For Better And Worse
Blame it on my upbringing, or just a natural inclination, but once I really dedicate myself to something I suffer from a tunnel vision that only sees mistakes or places for improvement. While this can be helpful in making a great product, I can also miss moments of wonder or celebration. Driving and filmmaking, two of my favorite things, both offer life-long learning and huge improvement comes from tiny changes in approach or execution. This show has combined my two great loves, but sometimes causes me to miss the good in pursuit of perfection.
On our recent trip to Europe I found myself challenged in every driving experience, but also encouraged. Our friends at RSR provided instructors for all the drivers we brought to Spa and the Nurburgring. We had some with no track experience going slow around the track, while others chased tenths of a second. Everyone learned. Everyone had fun. The mistakes never overshadowed the enjoyment.
As I blasted through my first lap of Spa for this trip, I was keeping mental notes of where to improve. Eau Rouge needed more speed. The end of Kemmel straight had too much braking. My turn in point was off on Bruxelles, and Pouhon needed more throttle to rotate the car.
My inner calculations were interrupted by my instructor, a man who’d driven 24 hour races at both the Nurburgring and Spa.
“Have you ever raced?” he asked
“No,” I answered, certain I was doing something wrong. “But I’d like to.”
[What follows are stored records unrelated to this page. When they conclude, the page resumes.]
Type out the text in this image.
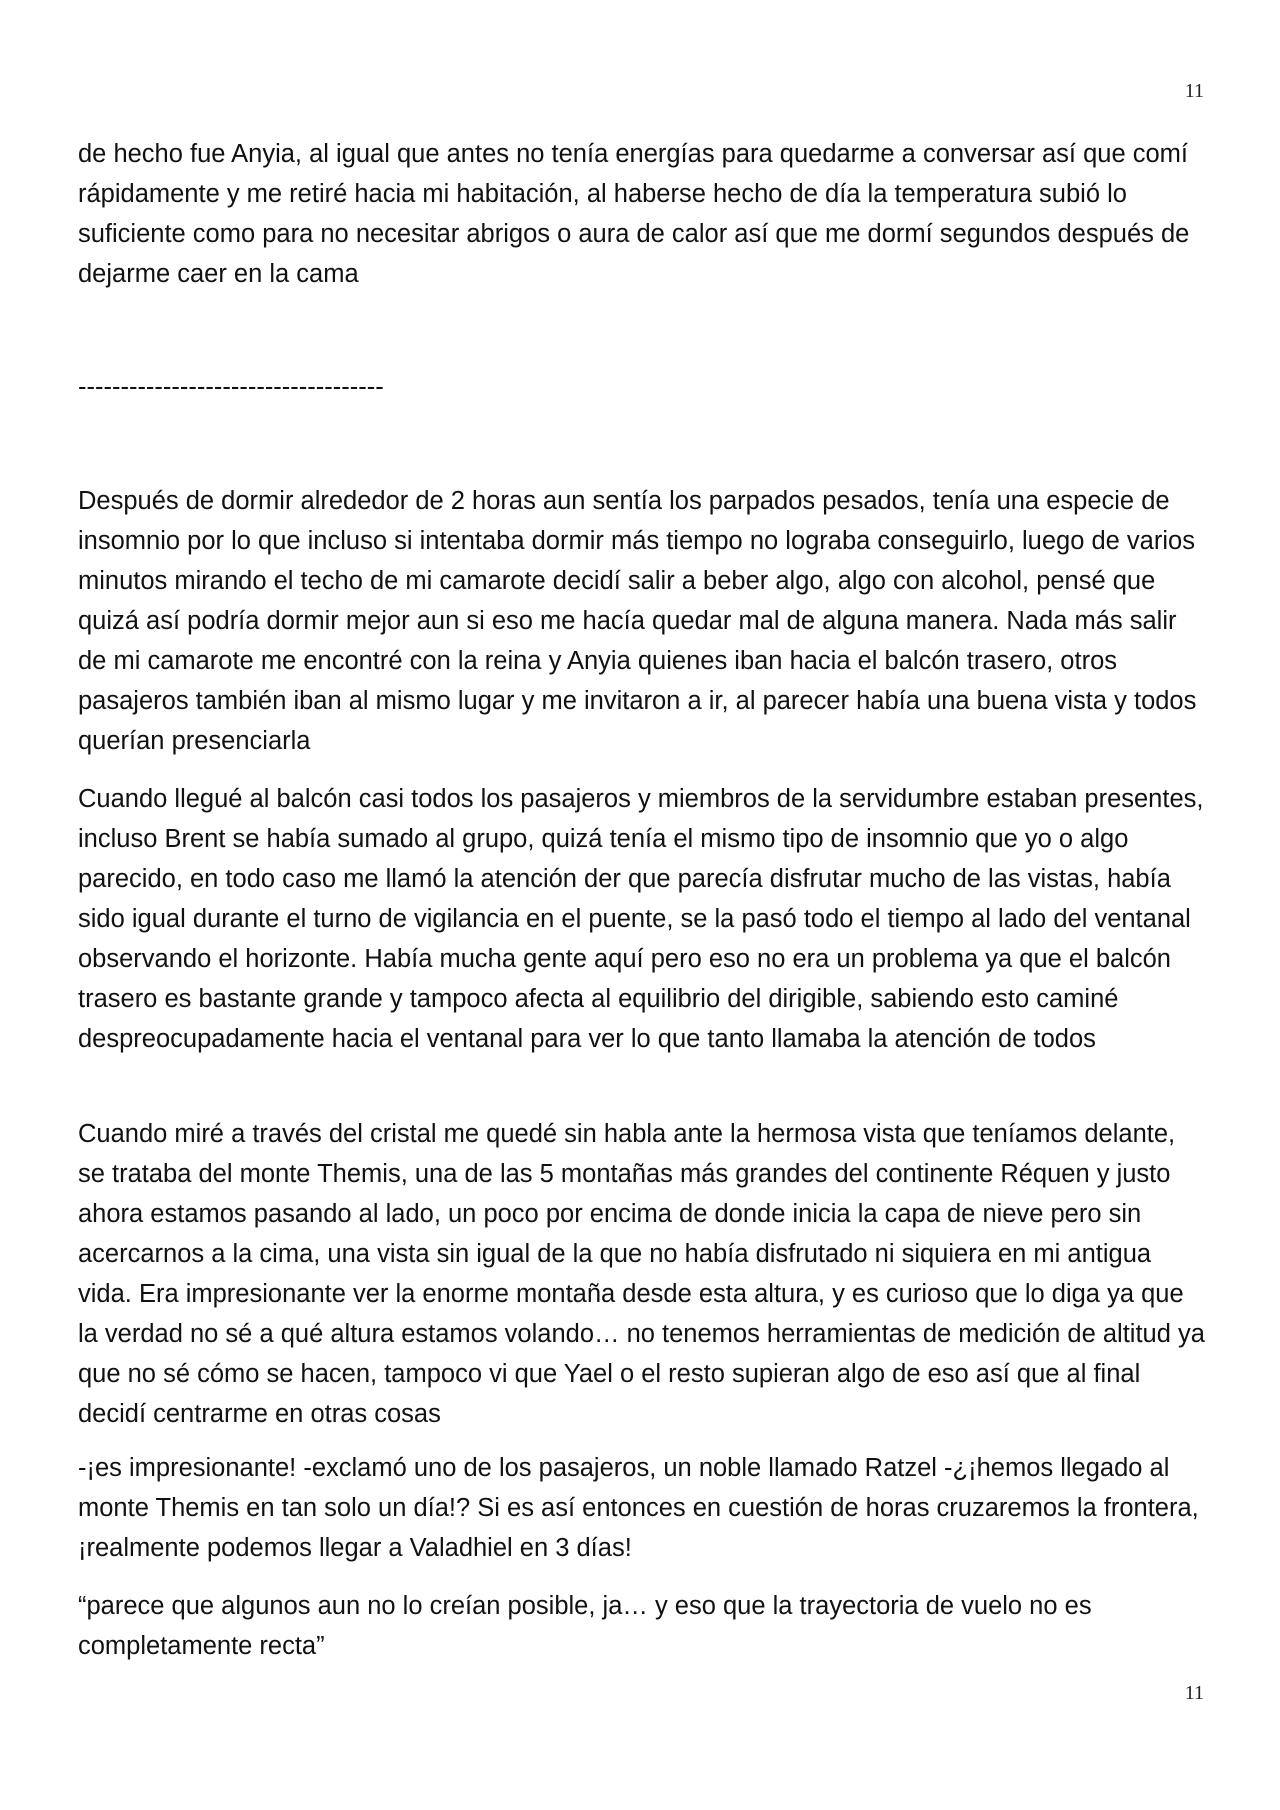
11

de hecho fue Anyia, al igual que antes no tenía energías para quedarme a conversar así que comí rápidamente y me retiré hacia mi habitación, al haberse hecho de día la temperatura subió lo suficiente como para no necesitar abrigos o aura de calor así que me dormí segundos después de dejarme caer en la cama

------------------------------------

Después de dormir alrededor de 2 horas aun sentía los parpados pesados, tenía una especie de insomnio por lo que incluso si intentaba dormir más tiempo no lograba conseguirlo, luego de varios minutos mirando el techo de mi camarote decidí salir a beber algo, algo con alcohol, pensé que quizá así podría dormir mejor aun si eso me hacía quedar mal de alguna manera. Nada más salir de mi camarote me encontré con la reina y Anyia quienes iban hacia el balcón trasero, otros pasajeros también iban al mismo lugar y me invitaron a ir, al parecer había una buena vista y todos querían presenciarla

Cuando llegué al balcón casi todos los pasajeros y miembros de la servidumbre estaban presentes, incluso Brent se había sumado al grupo, quizá tenía el mismo tipo de insomnio que yo o algo parecido, en todo caso me llamó la atención der que parecía disfrutar mucho de las vistas, había sido igual durante el turno de vigilancia en el puente, se la pasó todo el tiempo al lado del ventanal observando el horizonte. Había mucha gente aquí pero eso no era un problema ya que el balcón trasero es bastante grande y tampoco afecta al equilibrio del dirigible, sabiendo esto caminé despreocupadamente hacia el ventanal para ver lo que tanto llamaba la atención de todos

Cuando miré a través del cristal me quedé sin habla ante la hermosa vista que teníamos delante, se trataba del monte Themis, una de las 5 montañas más grandes del continente Réquen y justo ahora estamos pasando al lado, un poco por encima de donde inicia la capa de nieve pero sin acercarnos a la cima, una vista sin igual de la que no había disfrutado ni siquiera en mi antigua vida. Era impresionante ver la enorme montaña desde esta altura, y es curioso que lo diga ya que la verdad no sé a qué altura estamos volando… no tenemos herramientas de medición de altitud ya que no sé cómo se hacen, tampoco vi que Yael o el resto supieran algo de eso así que al final decidí centrarme en otras cosas

-¡es impresionante! -exclamó uno de los pasajeros, un noble llamado Ratzel -¿¡hemos llegado al monte Themis en tan solo un día!? Si es así entonces en cuestión de horas cruzaremos la frontera, ¡realmente podemos llegar a Valadhiel en 3 días!

“parece que algunos aun no lo creían posible, ja… y eso que la trayectoria de vuelo no es completamente recta”

11
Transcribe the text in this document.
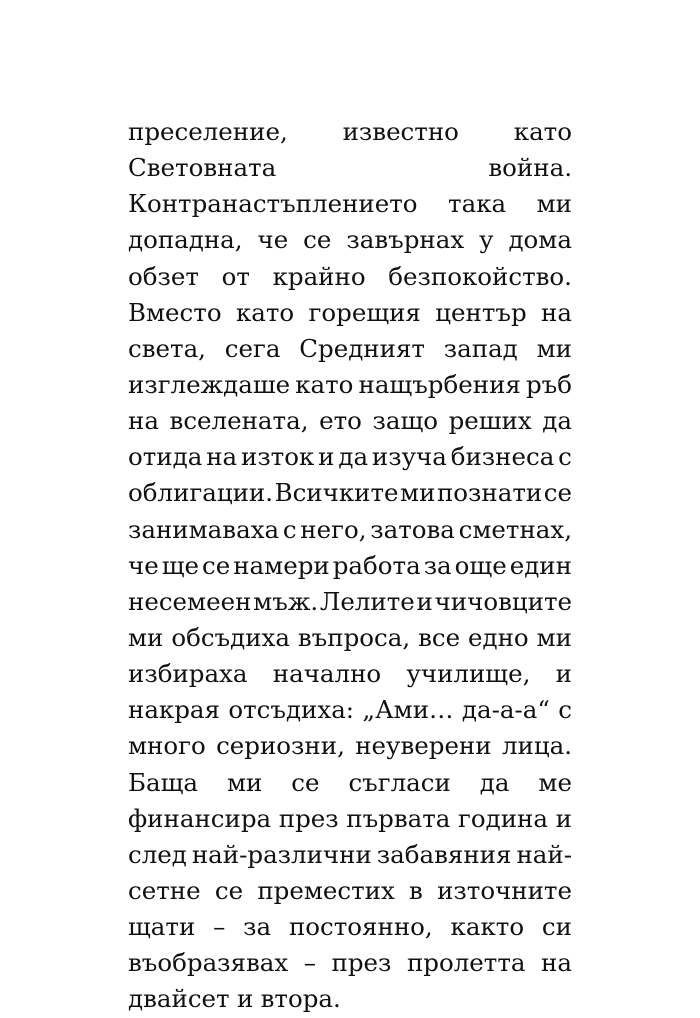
преселение, известно като
Световната	война.
Контранастъплението така ми
допадна, че се завърнах у дома
обзет от крайно безпокойство.
Вместо като горещия център на
света, сега Средният запад ми
изглеждаше като нащърбения ръб
на вселената, ето защо реших да
отида на изток и да изуча бизнеса с
облигации. Всичките ми познати се
занимаваха с него, затова сметнах,
че ще се намери работа за още един
несемеен мъж. Лелите и чичовците
ми обсъдиха въпроса, все едно ми
избираха начално училище, и
накрая отсъдиха: „Ами… да-а-а“ с
много сериозни, неуверени лица.
Баща ми се съгласи да ме
финансира през първата година и
след най-различни забавяния най-
сетне се преместих в източните
щати – за постоянно, както си
въобразявах – през пролетта на
двайсет и втора.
“You should,” he said. “And right away.”
My day instantly improved. And my driving became more... joyful. We continued, doing five more laps together as he gave me minor corrections and helped refine turn in points on problem corners. But more than his helpful instruction, he reminded me that while there’s always room for improvement, I’ve been focused on the bad and not the whole picture.
When I edit for the show I'm able to step through corners, run passes in slow motion, and generally obsess on what my driving ability should be instead of what it is… experienced, and growing. Somewhere along the way editorial critique suffocated the things I’ve accomplished. I expected to learn from this instructor, but trusting my experience and having fun wasn’t on the list.
For the rest of the trip I was never as fast or as perfect as I wanted to be. Yet, I’ve never had more fun on track. While you might think it’s impossible to not have fun on Spa or the Nurburgring, the truth is I’m prone to over think the experience. Meanwhile, the guy that flipped his Megane last year clearly under-thought the problem, so there’s bound to be a happy medium.
In the end, I’m reminding myself to enjoy driving while learning, instead of making learning a quest for perfection. One of the reasons I so enjoy canyon roads is they have no official times and competition is irrelevant. But racetracks call to me as a way to improve and quantify my experience in relative safety and free of costly tickets.
Later that day I had another instructor sit with me for a few laps. From him I learned that my line through Eau Rouge wasn’t nearly aggressive enough, and Blanchimont corner can be taken with much more speed. In case I missed it, the conclusion of the day wasn't to believe I'm awesome. There’s always places to improve. I want to be better, but I could be far worse.
Just like dancing a car through a corner, balance is key.